Quando falo que não estou passando pano para funcionária, mas pondero algumas questões, é no sentido da tentativa de individualizar o caso, afastar da empresa e fingir que é uma situação pontual. Então ela é rapidamente indiciada, cai tudo no colo dela e a empresa e suas políticas seguem inabaláveis, com seus lucros exorbitantes, provavelmente colocou outra pessoa no lugar da funcionária que acusou a criança, talvez tenham passado as mesmas informações para a pessoa nova na função e vida que segue. Branding intacto, tudo na conta da pessoa física e vida que segue.

No frigir dos ovos é mais uma criança negra traumatizada, que dificilmente entrará em outro estabelecimento sem receio de ser acusado de roubo, que vai ter dificuldade de se socializar, uma família toda abalada que, aparentemente, teve que lidar com tudo isso sem nenhum tipo de ajuda financeira, ou seja, pode ser que essa criança tenha ficado todo esse tempo sem a ajuda necessária porque faltaram recursos para isso. 500 mil não é suficiente para a manutenção do trauma causado.

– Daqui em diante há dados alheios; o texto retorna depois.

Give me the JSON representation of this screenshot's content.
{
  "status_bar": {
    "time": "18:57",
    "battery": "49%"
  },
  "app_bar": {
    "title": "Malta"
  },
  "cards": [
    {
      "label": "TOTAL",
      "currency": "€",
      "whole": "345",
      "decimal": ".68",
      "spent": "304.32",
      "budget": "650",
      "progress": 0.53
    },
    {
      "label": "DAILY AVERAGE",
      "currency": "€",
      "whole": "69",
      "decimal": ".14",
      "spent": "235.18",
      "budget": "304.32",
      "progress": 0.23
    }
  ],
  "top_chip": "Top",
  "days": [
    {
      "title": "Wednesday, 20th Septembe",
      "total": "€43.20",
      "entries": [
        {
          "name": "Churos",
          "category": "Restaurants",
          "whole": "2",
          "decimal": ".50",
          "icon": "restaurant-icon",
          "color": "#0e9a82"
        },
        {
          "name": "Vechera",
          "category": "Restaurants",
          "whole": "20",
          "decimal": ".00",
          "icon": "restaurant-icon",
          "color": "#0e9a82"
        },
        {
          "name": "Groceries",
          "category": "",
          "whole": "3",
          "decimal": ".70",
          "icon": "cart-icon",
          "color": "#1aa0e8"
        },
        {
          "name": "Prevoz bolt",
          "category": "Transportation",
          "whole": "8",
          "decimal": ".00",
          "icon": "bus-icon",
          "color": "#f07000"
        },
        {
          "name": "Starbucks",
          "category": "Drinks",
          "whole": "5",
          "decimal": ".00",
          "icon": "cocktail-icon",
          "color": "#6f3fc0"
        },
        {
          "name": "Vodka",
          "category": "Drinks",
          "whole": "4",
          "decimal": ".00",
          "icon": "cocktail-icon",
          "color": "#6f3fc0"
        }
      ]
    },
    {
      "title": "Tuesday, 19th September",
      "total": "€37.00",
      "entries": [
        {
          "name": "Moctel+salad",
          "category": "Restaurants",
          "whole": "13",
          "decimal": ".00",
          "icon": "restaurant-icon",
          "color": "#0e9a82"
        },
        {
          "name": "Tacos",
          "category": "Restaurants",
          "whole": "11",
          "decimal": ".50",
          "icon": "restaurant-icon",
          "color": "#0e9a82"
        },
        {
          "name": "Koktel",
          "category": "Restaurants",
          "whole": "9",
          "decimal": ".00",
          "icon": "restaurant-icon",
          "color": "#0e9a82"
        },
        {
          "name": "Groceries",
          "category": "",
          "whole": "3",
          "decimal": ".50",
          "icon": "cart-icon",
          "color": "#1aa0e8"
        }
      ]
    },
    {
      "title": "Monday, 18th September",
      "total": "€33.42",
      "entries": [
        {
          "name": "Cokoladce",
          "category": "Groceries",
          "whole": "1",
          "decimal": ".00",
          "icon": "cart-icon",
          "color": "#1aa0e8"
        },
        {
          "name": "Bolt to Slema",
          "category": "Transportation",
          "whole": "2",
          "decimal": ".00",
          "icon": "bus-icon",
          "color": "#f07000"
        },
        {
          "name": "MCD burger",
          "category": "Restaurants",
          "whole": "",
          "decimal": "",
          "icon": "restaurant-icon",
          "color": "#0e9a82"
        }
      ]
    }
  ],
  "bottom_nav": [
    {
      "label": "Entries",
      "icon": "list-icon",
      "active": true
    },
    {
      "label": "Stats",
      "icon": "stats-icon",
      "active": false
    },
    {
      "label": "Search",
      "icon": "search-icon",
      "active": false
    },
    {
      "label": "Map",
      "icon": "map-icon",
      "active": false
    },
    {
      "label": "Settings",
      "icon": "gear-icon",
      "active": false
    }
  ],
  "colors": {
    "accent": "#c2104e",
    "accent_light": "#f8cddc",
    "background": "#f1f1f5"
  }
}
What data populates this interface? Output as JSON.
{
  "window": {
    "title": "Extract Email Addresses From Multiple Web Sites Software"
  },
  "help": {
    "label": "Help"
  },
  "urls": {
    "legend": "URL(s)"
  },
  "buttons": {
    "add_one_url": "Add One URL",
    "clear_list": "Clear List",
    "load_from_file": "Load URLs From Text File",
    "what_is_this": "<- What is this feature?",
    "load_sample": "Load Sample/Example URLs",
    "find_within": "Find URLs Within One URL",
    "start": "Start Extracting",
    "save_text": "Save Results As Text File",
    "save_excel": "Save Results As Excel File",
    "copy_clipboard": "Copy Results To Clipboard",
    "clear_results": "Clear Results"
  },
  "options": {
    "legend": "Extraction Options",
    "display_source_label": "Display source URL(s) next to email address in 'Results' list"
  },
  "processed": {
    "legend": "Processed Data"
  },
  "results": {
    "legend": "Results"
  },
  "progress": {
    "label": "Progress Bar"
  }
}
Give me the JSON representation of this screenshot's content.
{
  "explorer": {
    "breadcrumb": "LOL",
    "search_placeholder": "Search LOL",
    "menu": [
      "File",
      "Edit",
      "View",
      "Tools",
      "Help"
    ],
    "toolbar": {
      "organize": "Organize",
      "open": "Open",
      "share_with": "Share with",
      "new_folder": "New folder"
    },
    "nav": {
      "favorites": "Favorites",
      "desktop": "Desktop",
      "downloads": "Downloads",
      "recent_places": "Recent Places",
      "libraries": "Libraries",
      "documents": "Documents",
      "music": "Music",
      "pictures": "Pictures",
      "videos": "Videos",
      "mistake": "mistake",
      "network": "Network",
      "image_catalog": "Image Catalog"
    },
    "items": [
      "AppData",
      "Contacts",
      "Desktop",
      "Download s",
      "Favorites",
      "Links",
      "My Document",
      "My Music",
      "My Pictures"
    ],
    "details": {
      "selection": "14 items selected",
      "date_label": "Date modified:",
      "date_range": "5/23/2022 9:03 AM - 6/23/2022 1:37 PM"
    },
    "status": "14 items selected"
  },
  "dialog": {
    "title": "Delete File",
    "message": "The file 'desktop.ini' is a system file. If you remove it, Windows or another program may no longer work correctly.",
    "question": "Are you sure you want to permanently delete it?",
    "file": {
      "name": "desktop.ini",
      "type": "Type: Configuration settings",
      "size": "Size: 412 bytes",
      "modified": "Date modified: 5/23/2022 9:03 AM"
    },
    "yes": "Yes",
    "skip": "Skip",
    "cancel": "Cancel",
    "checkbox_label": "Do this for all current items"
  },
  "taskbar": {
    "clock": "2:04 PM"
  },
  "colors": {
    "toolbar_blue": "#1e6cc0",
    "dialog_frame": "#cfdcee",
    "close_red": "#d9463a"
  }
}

E olhe que esse valor foi apenas solicitado, é capaz de ainda conseguirem diminuir consideravelmente esse valor. Enquanto as empresas não forem responsabilizadas e punidas de maneira exemplar, vai seguir sendo mais barato traumatizar a população negra do que investir em políticas antirracistas e vigilância qualificada.

Fonte: Luã Andrade Luã Andrade é criador de conteúdo digital na página do Instagram @escurecendofatos. Formado em comunicação social e membro da APNB. Luã discute questões étnico raciais há dez anos e acredita que o racismo deva ser debatido em todas as esferas da sociedade.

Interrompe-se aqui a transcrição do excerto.